Developer Hub Research

This is the second of a two-part post about the User Research Team’s trip to MozCamp, Warsaw. You can read the first post here.

Before we left for Poland, we sent out an invitation to developers within the community to participate in interviews. We are in the process of developing the App Marketplace Developer Hub and wanted to think beyond traditional technical documentation and tutorials. We believe that if we can understand how developers actually go about learning new technologies and frameworks, then we can create a better learning  experience. We received four responses and met with developers from Ireland, Switzerland, Turkey and Romania.

For the first half of the session, we asked participants about the technologies they are most comfortable with and how they solve programming problems they encounter. We then asked them to talk about the most recent language or application framework they learned and how they learned it. In the second part of each interview, we asked them to choose a mobile platform with which they were unfamiliar (either iOS or Android) and to show us how they would go about learning it.

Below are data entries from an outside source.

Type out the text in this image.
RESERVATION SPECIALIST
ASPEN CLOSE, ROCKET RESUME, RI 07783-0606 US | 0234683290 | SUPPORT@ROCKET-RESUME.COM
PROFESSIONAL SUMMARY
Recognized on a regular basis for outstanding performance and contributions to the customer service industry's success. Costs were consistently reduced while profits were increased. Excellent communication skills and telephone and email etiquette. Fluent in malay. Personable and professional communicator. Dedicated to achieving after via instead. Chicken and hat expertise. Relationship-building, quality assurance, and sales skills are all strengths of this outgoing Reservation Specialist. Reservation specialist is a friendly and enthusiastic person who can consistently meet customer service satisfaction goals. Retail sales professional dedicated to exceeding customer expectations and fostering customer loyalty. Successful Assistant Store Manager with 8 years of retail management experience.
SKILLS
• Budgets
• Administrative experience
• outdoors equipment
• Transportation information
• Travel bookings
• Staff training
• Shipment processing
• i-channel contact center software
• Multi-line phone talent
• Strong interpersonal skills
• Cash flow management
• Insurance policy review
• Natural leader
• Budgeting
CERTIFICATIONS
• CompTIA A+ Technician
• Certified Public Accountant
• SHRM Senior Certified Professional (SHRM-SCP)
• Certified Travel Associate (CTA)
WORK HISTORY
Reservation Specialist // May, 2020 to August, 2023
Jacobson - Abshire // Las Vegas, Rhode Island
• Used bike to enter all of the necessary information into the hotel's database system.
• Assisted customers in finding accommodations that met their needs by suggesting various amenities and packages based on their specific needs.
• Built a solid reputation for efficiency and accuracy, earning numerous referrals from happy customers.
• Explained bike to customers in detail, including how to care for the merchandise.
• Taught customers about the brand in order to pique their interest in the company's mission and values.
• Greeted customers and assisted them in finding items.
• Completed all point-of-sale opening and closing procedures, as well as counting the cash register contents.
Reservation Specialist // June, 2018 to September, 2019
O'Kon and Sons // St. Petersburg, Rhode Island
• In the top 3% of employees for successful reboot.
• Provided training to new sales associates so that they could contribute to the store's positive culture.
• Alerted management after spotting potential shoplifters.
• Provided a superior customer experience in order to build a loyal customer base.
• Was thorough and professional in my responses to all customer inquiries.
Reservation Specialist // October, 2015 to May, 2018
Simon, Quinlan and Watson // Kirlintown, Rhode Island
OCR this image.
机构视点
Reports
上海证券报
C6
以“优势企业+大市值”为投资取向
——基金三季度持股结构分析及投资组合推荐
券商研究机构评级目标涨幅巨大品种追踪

Interview Participant Burak from Turkey

 

We are still analyzing the results, but the answers were quite similar among participants. (As a result, we wonder if maybe Mozillians are too similar and plan to interview a few non-Mozilla developers for balance.) Some key points were:

  • Developers learn through doing. They use examples and manipulate them to learn how things work.
  • Learning is a form of bricolage, taking pieces of information from disparate sources including examples, information from blog posts, forum discussions and bits of formal documentation to develop fluency and to build increasingly complex projects.
  • Official documentation often only covers the commonly traveled development paths. Most of the hard problems to solve in development involve exceptions and developers learn how to tackle those from other developers usually via Google searches that lead them to blog posts, forum threads or IRC discussions.
  • Open source offers a huge advantage because developers can see and learn how code work.

We are currently interviewing an additional four developers with different development backgrounds; specifically, they have backgrounds in enterprise and closed-source software development (such as Java and .NET) and mobile application development. We’ll share a more information when we complete our remaining interviews and analysis.

All-in-all, it was great to visit Warsaw and connect with so many wonderful Mozillians there!